Sunday’s column is a followup on the “Formerly Padua Ave” sign in Claremont, which has been taken down since my Feb. 16 column. Sure, this could have been a paragraph-long item, but I got a bunch of new and amusing information, including past and present reactions to the sign, new information on its history (including a prankster’s rendition) and tongue-in-cheek suggestions of other “former” street names that could be revived.
This photo from the archives of Claremont Heritage is said to date to the 1950s. (Click on the image for a larger view.) The sign stood on the corner of Foothill Boulevard (a.k.a. Route 66) and Padua Avenue, today’s Monte Vista Avenue, and directed people to the theater in the foothills. The neon portion is hard to read but the arrow portion reads “3 Miles.”
The painted sign changed as productions by the Mexican Players changed. This one was for the “17th annual spring festival play,” titled “En el Mes de Mayo,” or “In the Month of May.” The people who object to local billboards in Spanish should definitely get in a time machine and complain.
The theater opened in 1930 and closed in 1974. I don’t know any history of the sign, such as when it went up and when it came down, or on which corner it stood. Did you ever see it?
A former strawberry patch in Claremont, eyed for development for years, is now slated for 95 townhomes, my colleague Liset Marquez reports.
The site at Base Line Road and Towne Avenue is easy to be conflicted about. A KCET commentary by Pomona College environmental analysis professor Char Miller last month expressed mixed feelings: Good to have infill housing by a freeway, sad to have an agricultural remnant depart.
“The farm has fallen victim to a post-recession land rush that’s in the process of converting a number of empty lots in Claremont. Six developments, totaling nearly 700 new housing units, are underway,” Miller writes.
I stopped by one morning last week to take a photo and was surprised to find the stand still in operation. While the produce on view — including strawberries — may be “fresh picked,” the picking occurred elsewhere. Nothing is grown on that land anymore.
* Update: The council, on a 3-2 vote Feb. 25, rezoned the property to allow residential uses only, rather than residential and commercial. The townhome developer promised that the strawberry patch would be memorialized in a piece of public art.
“It was the last agricultural parcel in the city,” Councilman Sam Pedroza told me later. “We were an agricultural city and now we kind of officially got away from that…There were a lot of long faces.”
Sunday’s column might have just been a blog post. Reader Ken Brock sent me a photo in November of the “Monte Vista Ave, Formerly Padua Ave” sign in Claremont and wondered why it was there. I dithered for a while on whether to use that as a simple blog post or to research his question for a column. I followed the latter course and am glad I did.
The controversial Nativity display in Claremont is down, and so were spirits after reading some of the thousands of angry, weird and often racist commentary online about it. In Wednesday’s column I talk to artist John Zachary about the reaction to his display and on how my Christmas column went viral.
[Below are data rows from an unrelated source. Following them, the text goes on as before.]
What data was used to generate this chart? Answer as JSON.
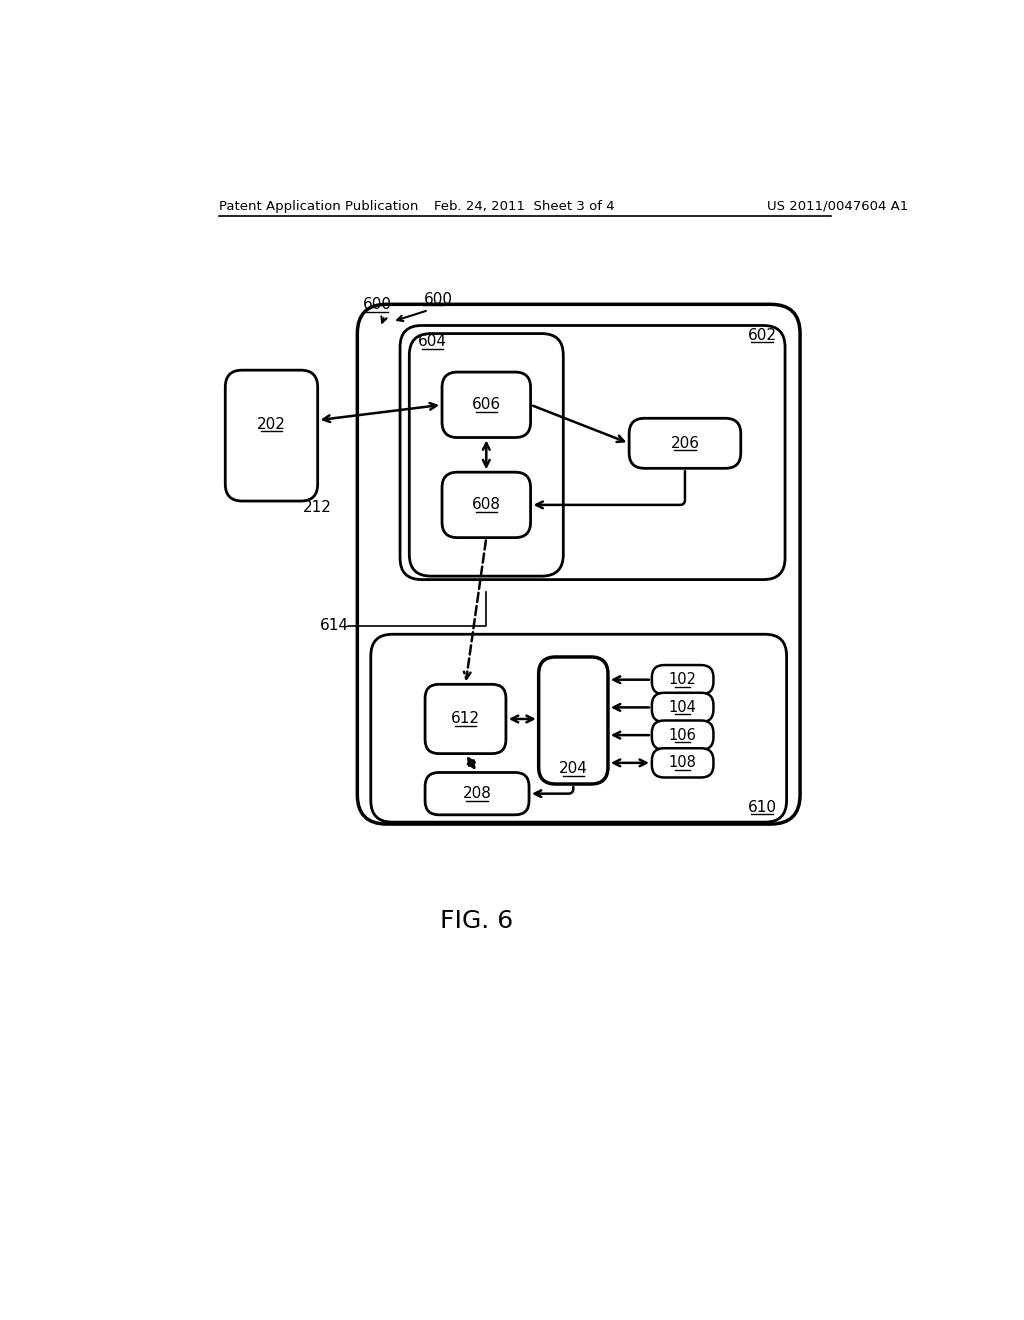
{
  "title_left": "Patent Application Publication",
  "title_mid": "Feb. 24, 2011  Sheet 3 of 4",
  "title_right": "US 2011/0047604 A1",
  "fig_label": "FIG. 6",
  "background": "#ffffff",
  "line_color": "#000000"
}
For a Christmas Day column, I present a piece on Claremont United Methodist Church’s annual Nativity display, which in recent years updates the traditional scene to comment on homelessness, war, immigration or other themes. This year, a dying Trayvon Martin is the centerpiece.
I’ll be more curious than usual to hear the reaction to this column.
Oh, and merry Christmas!
A special screening of the classic French film “Contempt” in Claremont on Sunday drew not only cinema lovers, but the owners of the Laemmle theater chain, who reflected on the theater’s fortunes and the film’s star, Brigitte Bardot. That’s the first item in Friday’s column, which also works in items from Montclair, Chino, Chino Hills, Rancho Cucamonga and Pomona.
Reed Herrick and Lydia Clarke, seen at Grand Central Market.
The Cheese Cave, a Claremont gourmet food shop, is opening a second location, this one in downtown LA’s Grand Central Market. It’s a rare example of a business from the 909 expanding to LA rather than vice-versa. Wednesday’s column tells the story.
For careful readers, this is the interview in LA that I combined with a Metrolink trip to LA Opera last Wednesday, as mentioned in last Friday’s column.
Grand Central Market, founded in 1917, is one block north of the Pershing Square subway stop, making it easy to visit for Metrolink riders. The market is well worth a visit.
Only in Claremont? Meditating young people obstructing the sidewalk between Coffee Bean and Jamba Juice encounter man’s best friend, who was as confused as the rest of us. A barking contest ensued. Video is here.
What may be Claremont’s most obscure monument has stood at Fourth and College since 1895. It commemorates a new Pomona College headquarters that was started miles away in the foothills in 1888 and never completed. But the cornerstone was rescued seven years later and moved to the Claremont campus. The strange story is in my Wednesday column.